Well, I thought, no big deal, I understand Unicode (somewhat), I’ll just do something like decode them as latin1 and re-encode them as UTF-8, right? Or maybe Big5? In fact, maybe python-ftfy
will just automagically fix it for me; I’ve been waiting for a chance to use that, like the dozens of other things on my GitHub star list…
I wish.
ftfy did nothing to the text. Also, UTF-8 was not high on my list because the filenames strongly suggested a double-byte encoding. By eyeballing the filenames and comparing them to the organized naming scheme of some other files that had, thankfully, survived the .zip intact, I noted that every Chinese character had replaced with two characters, while underscores had survived unscathed. It was a simple substitution cipher with a lot of crib text available. So that rules out the most common UTF-8, but it gives me a lot of information, so this can’t be hard, right?
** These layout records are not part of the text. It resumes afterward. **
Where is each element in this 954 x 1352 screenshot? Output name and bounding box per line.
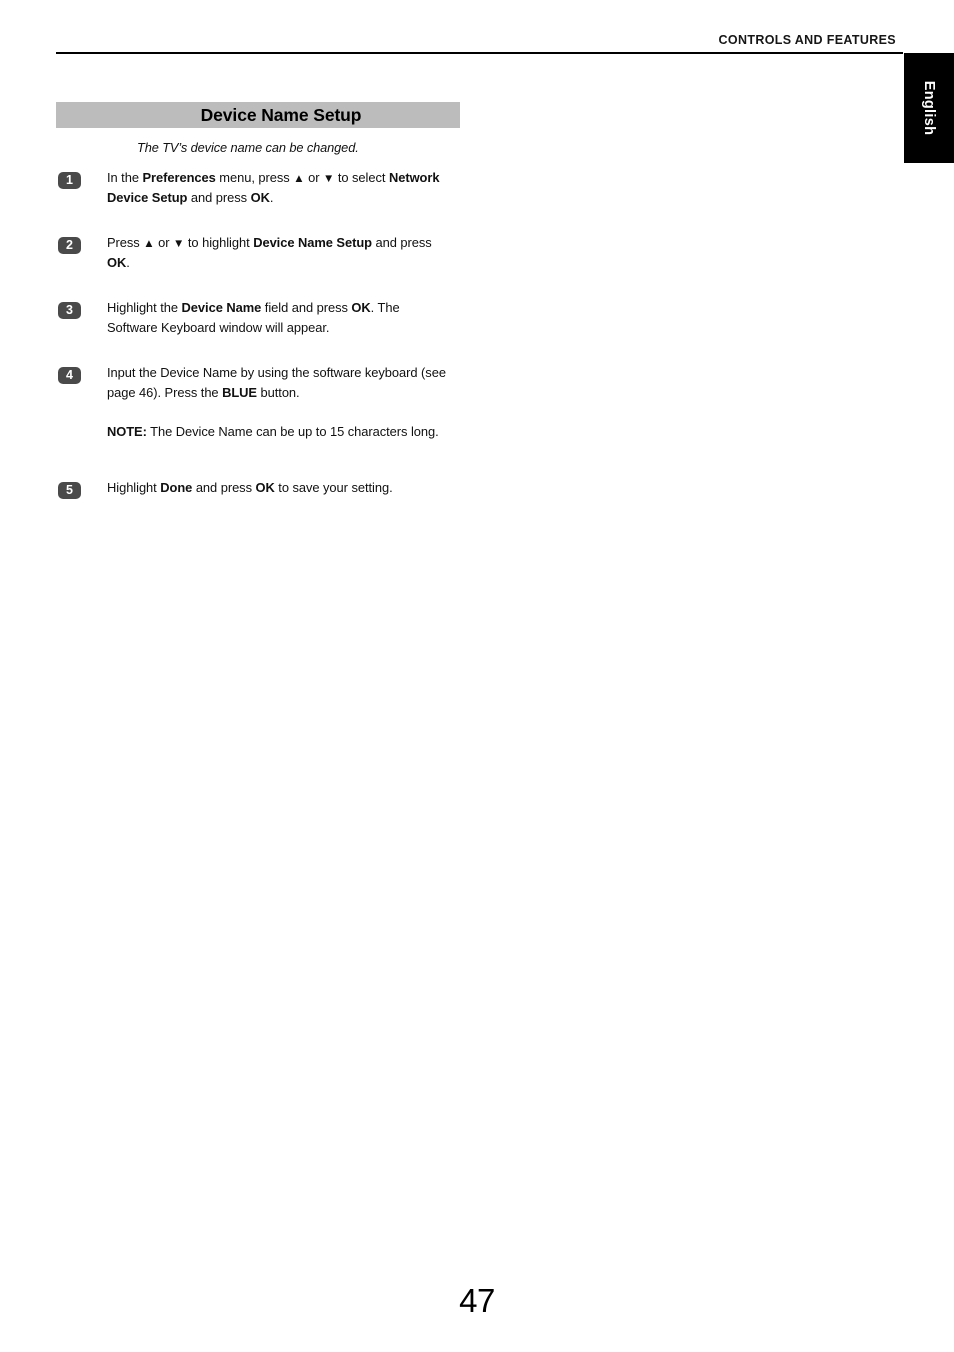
body-text: to save your setting. — [274, 480, 393, 495]
body-text: and press — [372, 235, 432, 250]
down-arrow-icon: ▼ — [173, 238, 185, 250]
step-text: Press ▲ or ▼ to highlight Device Name Se… — [107, 233, 453, 274]
section-subtitle: The TV’s device name can be changed. — [137, 140, 359, 155]
language-tab-label: English — [921, 80, 937, 136]
section-title-bar: Device Name Setup — [56, 102, 460, 128]
page-number: 47 — [459, 1282, 495, 1319]
document-page: CONTROLS AND FEATURES English Device Nam… — [0, 0, 954, 1352]
body-text: and press — [187, 190, 251, 206]
emphasis-text: OK — [255, 480, 275, 495]
body-text: menu, press — [215, 170, 294, 185]
body-text: Highlight the — [107, 300, 182, 315]
step-number-badge: 2 — [58, 237, 81, 254]
step-number-badge: 1 — [58, 172, 81, 189]
body-text: or — [304, 170, 323, 185]
emphasis-text: OK — [250, 190, 270, 206]
emphasis-text: Preferences — [142, 170, 216, 185]
note-text: NOTE: The Device Name can be up to 15 ch… — [107, 422, 453, 442]
note-label: NOTE: — [107, 424, 147, 439]
body-text: In the — [107, 170, 143, 185]
step-number-badge: 4 — [58, 367, 81, 384]
emphasis-text: Device Name Setup — [253, 235, 372, 250]
body-text: . — [269, 190, 274, 206]
procedure-step: 4 Input the Device Name by using the soft… — [0, 363, 954, 404]
step-number-badge: 3 — [58, 302, 81, 319]
procedure-step: 2 Press ▲ or ▼ to highlight Device Name S… — [0, 233, 954, 274]
procedure-step: 3 Highlight the Device Name field and pre… — [0, 298, 954, 339]
body-text: or — [154, 235, 174, 250]
language-tab: English — [904, 53, 954, 163]
body-text: Press — [107, 235, 144, 250]
section-title: Device Name Setup — [200, 105, 362, 125]
procedure-step: 1 In the Preferences menu, press ▲ or ▼ t… — [0, 168, 954, 209]
body-text: to highlight — [184, 235, 254, 250]
body-text: Highlight — [107, 480, 161, 495]
procedure-step: 5 Highlight Done and press OK to save you… — [0, 478, 954, 499]
note-body-text: The Device Name can be up to 15 characte… — [146, 424, 439, 439]
emphasis-text: Done — [160, 480, 193, 495]
step-text: Input the Device Name by using the softw… — [107, 363, 453, 404]
running-header-title: CONTROLS AND FEATURES — [718, 33, 896, 47]
body-text: field and press — [261, 300, 352, 315]
body-text: button. — [256, 385, 300, 401]
step-text: In the Preferences menu, press ▲ or ▼ to… — [107, 168, 453, 209]
note-row: NOTE: The Device Name can be up to 15 ch… — [0, 422, 954, 442]
body-text: . — [126, 255, 130, 271]
header-divider-rule — [56, 52, 903, 54]
body-text: to select — [334, 170, 389, 185]
step-text: Highlight Done and press OK to save your… — [107, 478, 453, 498]
emphasis-text: Device Name — [181, 300, 262, 315]
body-text: and press — [192, 480, 256, 495]
step-text: Highlight the Device Name field and pres… — [107, 298, 453, 339]
step-number-badge: 5 — [58, 482, 81, 499]
emphasis-text: OK — [107, 255, 127, 271]
procedure-step-list: 1 In the Preferences menu, press ▲ or ▼ t… — [0, 168, 954, 568]
emphasis-text: BLUE — [222, 385, 257, 401]
emphasis-text: OK — [351, 300, 371, 315]
up-arrow-icon: ▲ — [293, 173, 305, 185]
up-arrow-icon: ▲ — [143, 238, 155, 250]
down-arrow-icon: ▼ — [322, 173, 335, 185]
One of the files that I knew belonged to me came out as such, according to Python’s os.listdir
:
'i\xcc\x81\xc2\xaci\xcc\x82a\xcc\x8aa\xcc\x82\xe2\x88\x82_e\xcc\x80Wn\xcc\x83n.pdf'
After codecs.decode(_, 'utf_8')
we get:
u'i\u0301\xaci\u0302a\u030aa\u0302\u2202_e\u0300Wn\u0303n.pdf'
Attempt at UTF-8 rendition: í¬îåâ∂_èWñn.pdf
That’s really weird; those codepoints are kinda large, and there’s a literal i
at the start, and it doesn’t look at all like the two-characters-for-one pattern we noticed from staring at the plaintext. Oh, they’re using combining characters. How do we fix that?
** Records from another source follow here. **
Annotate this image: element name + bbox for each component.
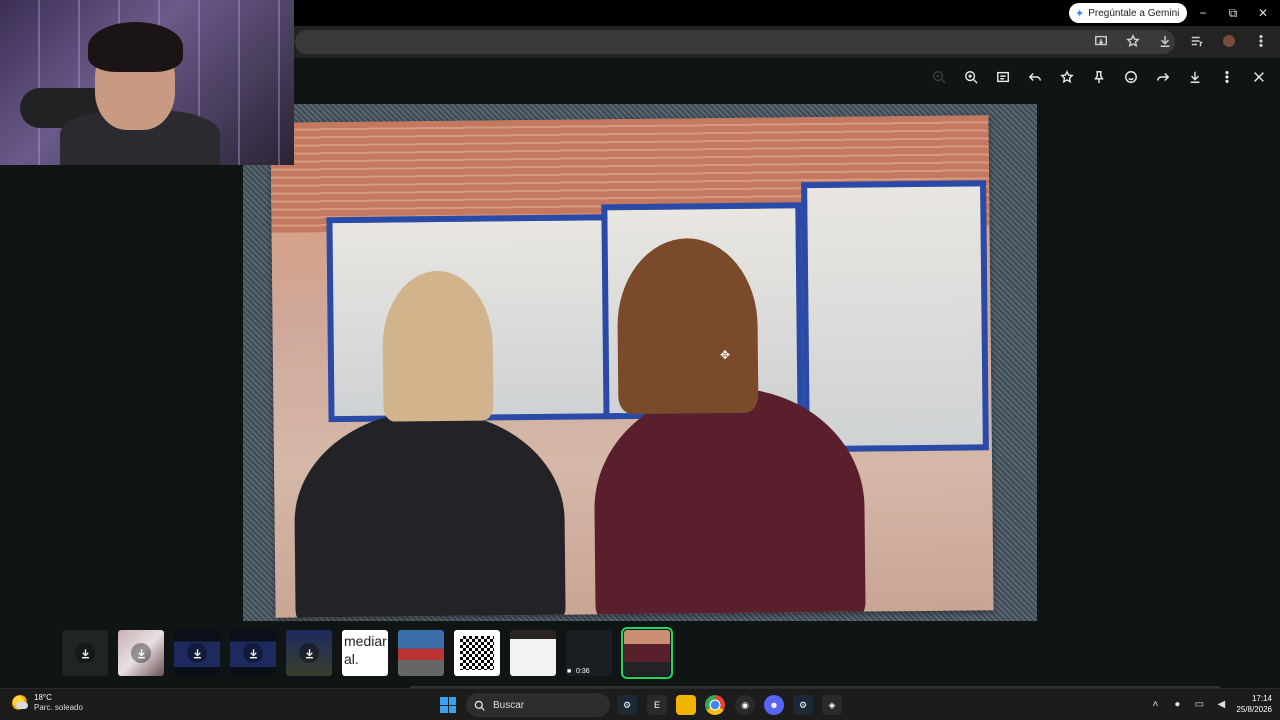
photo-person-right-head — [616, 237, 759, 415]
clock-time: 17:14 — [1251, 694, 1272, 703]
viewer-toolbar — [928, 66, 1270, 88]
thumbnail-9[interactable] — [510, 630, 556, 676]
thumbnail-3[interactable] — [174, 630, 220, 676]
reply-icon[interactable] — [1024, 66, 1046, 88]
downloads-icon[interactable] — [1154, 30, 1176, 52]
minimize-button[interactable]: − — [1188, 3, 1218, 23]
taskbar-search[interactable]: Buscar — [466, 693, 610, 717]
app-icon[interactable]: ◈ — [822, 695, 842, 715]
thumbnail-6[interactable]: mediar al. — [342, 630, 388, 676]
thumbnail-strip: mediar al. ■ 0:36 — [0, 622, 1280, 686]
thumbnail-4[interactable] — [230, 630, 276, 676]
thumbnail-8[interactable] — [454, 630, 500, 676]
weather-widget[interactable]: 18°C Parc. soleado — [12, 693, 83, 713]
screen: ✦ Pregúntale a Gemini − ⧉ ✕ ✥ mediar al.… — [0, 0, 1280, 720]
chevron-up-icon[interactable]: ˄ — [1148, 697, 1162, 711]
taskbar: 18°C Parc. soleado Buscar ⚙ E ◉ ☻ ⚙ ◈ ˄ … — [0, 688, 1280, 720]
viewed-photo[interactable] — [270, 115, 994, 618]
thumbnail-text: mediar al. — [342, 630, 388, 676]
thumbnail-7[interactable] — [398, 630, 444, 676]
install-app-icon[interactable] — [1090, 30, 1112, 52]
media-control-icon[interactable] — [1186, 30, 1208, 52]
download-icon — [187, 643, 207, 663]
browser-toolbar-icons — [1090, 30, 1272, 52]
download-icon — [131, 643, 151, 663]
thumbnail-11-selected[interactable] — [621, 627, 673, 679]
caption-icon[interactable] — [992, 66, 1014, 88]
zoom-in-icon[interactable] — [960, 66, 982, 88]
maximize-button[interactable]: ⧉ — [1218, 3, 1248, 23]
gemini-spark-icon: ✦ — [1075, 7, 1085, 20]
move-cursor-icon: ✥ — [720, 348, 731, 362]
webcam-overlay — [0, 0, 294, 165]
thumbnail-1[interactable] — [62, 630, 108, 676]
thumbnail-2[interactable] — [118, 630, 164, 676]
steam-client-icon[interactable]: ⚙ — [793, 695, 813, 715]
download-icon — [75, 643, 95, 663]
discord-icon[interactable]: ☻ — [764, 695, 784, 715]
partly-sunny-icon — [12, 695, 28, 711]
display-icon[interactable]: ▭ — [1192, 697, 1206, 711]
pin-icon[interactable] — [1088, 66, 1110, 88]
photo-person-left-body — [293, 409, 566, 618]
profile-avatar[interactable] — [1218, 30, 1240, 52]
photo-background — [243, 104, 1037, 621]
video-duration: 0:36 — [576, 668, 590, 675]
photo-window-right — [801, 180, 989, 453]
qr-code-icon — [460, 636, 494, 670]
close-icon[interactable] — [1248, 66, 1270, 88]
download-icon — [243, 643, 263, 663]
epic-games-icon[interactable]: E — [647, 695, 667, 715]
forward-icon[interactable] — [1152, 66, 1174, 88]
zoom-out-icon[interactable] — [928, 66, 950, 88]
emoji-icon[interactable] — [1120, 66, 1142, 88]
browser-menu-icon[interactable] — [1250, 30, 1272, 52]
obs-icon[interactable]: ◉ — [735, 695, 755, 715]
steam-icon[interactable]: ⚙ — [617, 695, 637, 715]
close-window-button[interactable]: ✕ — [1248, 3, 1278, 23]
system-tray: ˄ ● ▭ ◀ 17:14 25/8/2026 — [1148, 693, 1272, 715]
thumbnail-10[interactable]: ■ 0:36 — [566, 630, 612, 676]
weather-description: Parc. soleado — [34, 703, 83, 712]
volume-icon[interactable]: ◀ — [1214, 697, 1228, 711]
search-icon — [474, 700, 485, 711]
start-button[interactable] — [440, 697, 456, 713]
download-icon — [299, 643, 319, 663]
taskbar-search-label: Buscar — [493, 699, 525, 711]
thumbnail-5[interactable] — [286, 630, 332, 676]
ask-gemini-label: Pregúntale a Gemini — [1088, 7, 1180, 19]
video-camera-icon: ■ — [567, 668, 572, 675]
star-icon[interactable] — [1056, 66, 1078, 88]
bookmark-star-icon[interactable] — [1122, 30, 1144, 52]
file-explorer-icon[interactable] — [676, 695, 696, 715]
chrome-icon[interactable] — [705, 695, 725, 715]
clock-date: 25/8/2026 — [1236, 705, 1272, 714]
clock[interactable]: 17:14 25/8/2026 — [1236, 693, 1272, 715]
more-icon[interactable] — [1216, 66, 1238, 88]
microphone-icon[interactable]: ● — [1170, 697, 1184, 711]
ask-gemini-button[interactable]: ✦ Pregúntale a Gemini — [1069, 3, 1188, 23]
weather-temperature: 18°C — [34, 693, 52, 702]
download-icon[interactable] — [1184, 66, 1206, 88]
photo-person-left-head — [381, 270, 494, 422]
address-bar[interactable] — [295, 30, 1175, 54]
Fumble, mumble, search. Oh, I want unicodedata.normalize('NFC', _)
.
u'\xed\xac\xee\xe5\xe2\u2202_\xe8W\xf1n.pdf'
Attempt at UTF-8 rendition: í¬îåâ∂_èWñn.pdf
Although the byte sequences are totally different, they look the same, which is the point. holds up fist This… is… UNICODE!!!
Anyway, the code points in the normalized version make more sense. Except for that conspicuous \u2202
or ∂
, of course. Indeed, although it looks promising, if we now try e.g. codecs.encode(_, 'windows-1252')
we get,
UnicodeEncodeError: 'charmap' codec can't encode character u'\u2202' in position 5: character maps to
One can get around this by passing a third argument to encode
to make it ignore or replace the invalid parts, but the result of the first couple of codepoints, after further pseudomagical decoding and encoding, is still nonsense. Alas.
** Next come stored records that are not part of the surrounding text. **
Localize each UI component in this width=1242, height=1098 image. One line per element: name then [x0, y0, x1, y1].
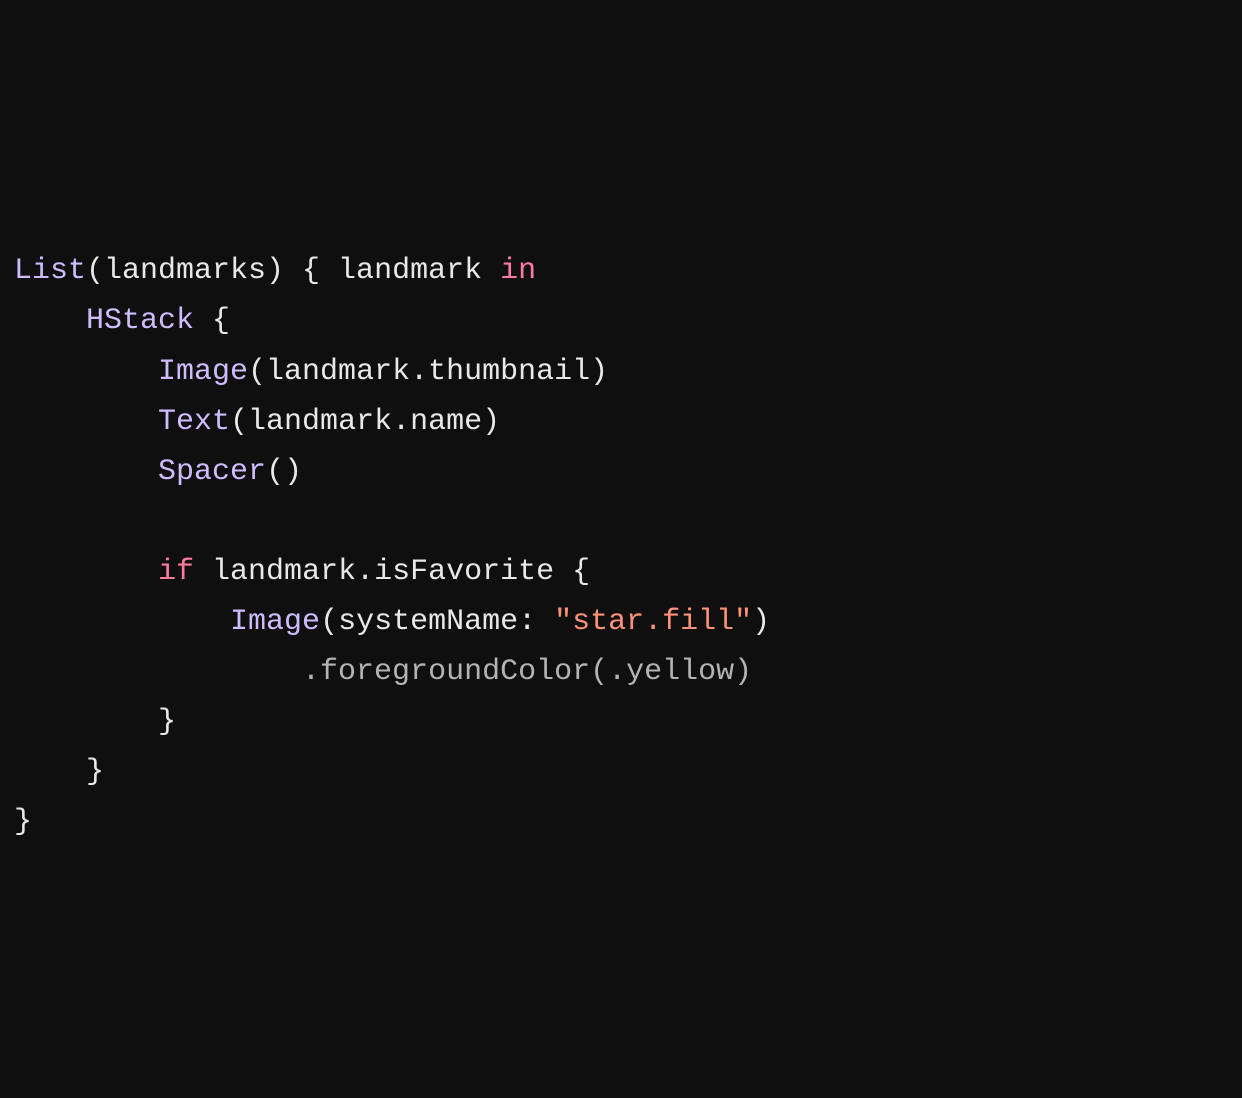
- code-token: }: [14, 805, 32, 839]
- type-token: Spacer: [158, 455, 266, 489]
- code-token: (): [266, 455, 302, 489]
- code-token: ): [752, 605, 770, 639]
- type-token: List: [14, 254, 86, 288]
- code-line: .foregroundColor(.yellow): [14, 655, 752, 689]
- indent-token: [14, 605, 230, 639]
- code-line: Image(systemName: "star.fill"): [14, 605, 770, 639]
- code-line: Image(landmark.thumbnail): [14, 355, 608, 389]
- code-token: (landmark.thumbnail): [248, 355, 608, 389]
- string-token: "star.fill": [554, 605, 752, 639]
- indent-token: [14, 405, 158, 439]
- code-line: HStack {: [14, 304, 230, 338]
- code-token: (systemName:: [320, 605, 554, 639]
- keyword-token: if: [158, 555, 194, 589]
- type-token: HStack: [86, 304, 194, 338]
- indent-token: [14, 304, 86, 338]
- type-token: Text: [158, 405, 230, 439]
- code-line: }: [14, 705, 176, 739]
- code-token: {: [194, 304, 230, 338]
- indent-token: [14, 555, 158, 589]
- code-line: }: [14, 755, 104, 789]
- indent-token: [14, 755, 86, 789]
- keyword-token: in: [500, 254, 536, 288]
- code-line: if landmark.isFavorite {: [14, 555, 590, 589]
- code-token: (landmarks) { landmark: [86, 254, 500, 288]
- code-snippet: List(landmarks) { landmark in HStack { I…: [14, 246, 1228, 847]
- type-token: Image: [230, 605, 320, 639]
- indent-token: [14, 705, 158, 739]
- code-line: List(landmarks) { landmark in: [14, 254, 536, 288]
- code-token: landmark.isFavorite {: [194, 555, 590, 589]
- code-token: }: [158, 705, 176, 739]
- type-token: Image: [158, 355, 248, 389]
- indent-token: [14, 355, 158, 389]
- indent-token: [14, 455, 158, 489]
- code-line: }: [14, 805, 32, 839]
- code-line: Text(landmark.name): [14, 405, 500, 439]
- code-token: }: [86, 755, 104, 789]
- code-token: .foregroundColor(.yellow): [302, 655, 752, 689]
- indent-token: [14, 655, 302, 689]
- code-line: Spacer(): [14, 455, 302, 489]
- code-token: (landmark.name): [230, 405, 500, 439]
I continued to try passing the filenames in and out of codecs.encode
and codecs.decode
with various combinations of utf_8
and latin_1
and big5
and windows-1252
, to no avail.
Then I did other stuff. Homework, college forms, writing a bilingual graduation song, talking to other dragons about 1994 video games, and did I mention I started taking driving lessons now? Yeah. That sort of thing.
Around that last thing, I asked the previous caretaker and learned that the computer she collected these files had a Japanese locale. So I added shift_jis
and euc_jp
to the mix, but still nothing.
I later tried unzipping it with unzip
from the command-line — the results were even worse — as well as unzipping it from a Windows computer — even worse than the command line.
So the problem remained, until…
The resolution is very anticlimactic; it took me half a week to think of getting at the files programmatically straight from the zip archive, instead of unzipping first. Python spat out half the file names from the zip file as unicode
and the other half as str
. From there it was easy guessing.
There were still three file names that failed, but they were easy to fix manually.
I’m not sure why I eventually decided to blog about this anymore, honestly. Especially compared to my 12 other drafts. Oops.
ETA: I thought this script would be a one-trick pony but, amazingly, I ended up using it again the day after, this time withBig5
after I copied some files to a Windows laptop, converted them to .pdf, and sent them back in a .zip.
ETA2: This script came in handy again after I copied a zip file to an Ubuntu desktop computer with an actual CD drive so I could burn everything to a disc!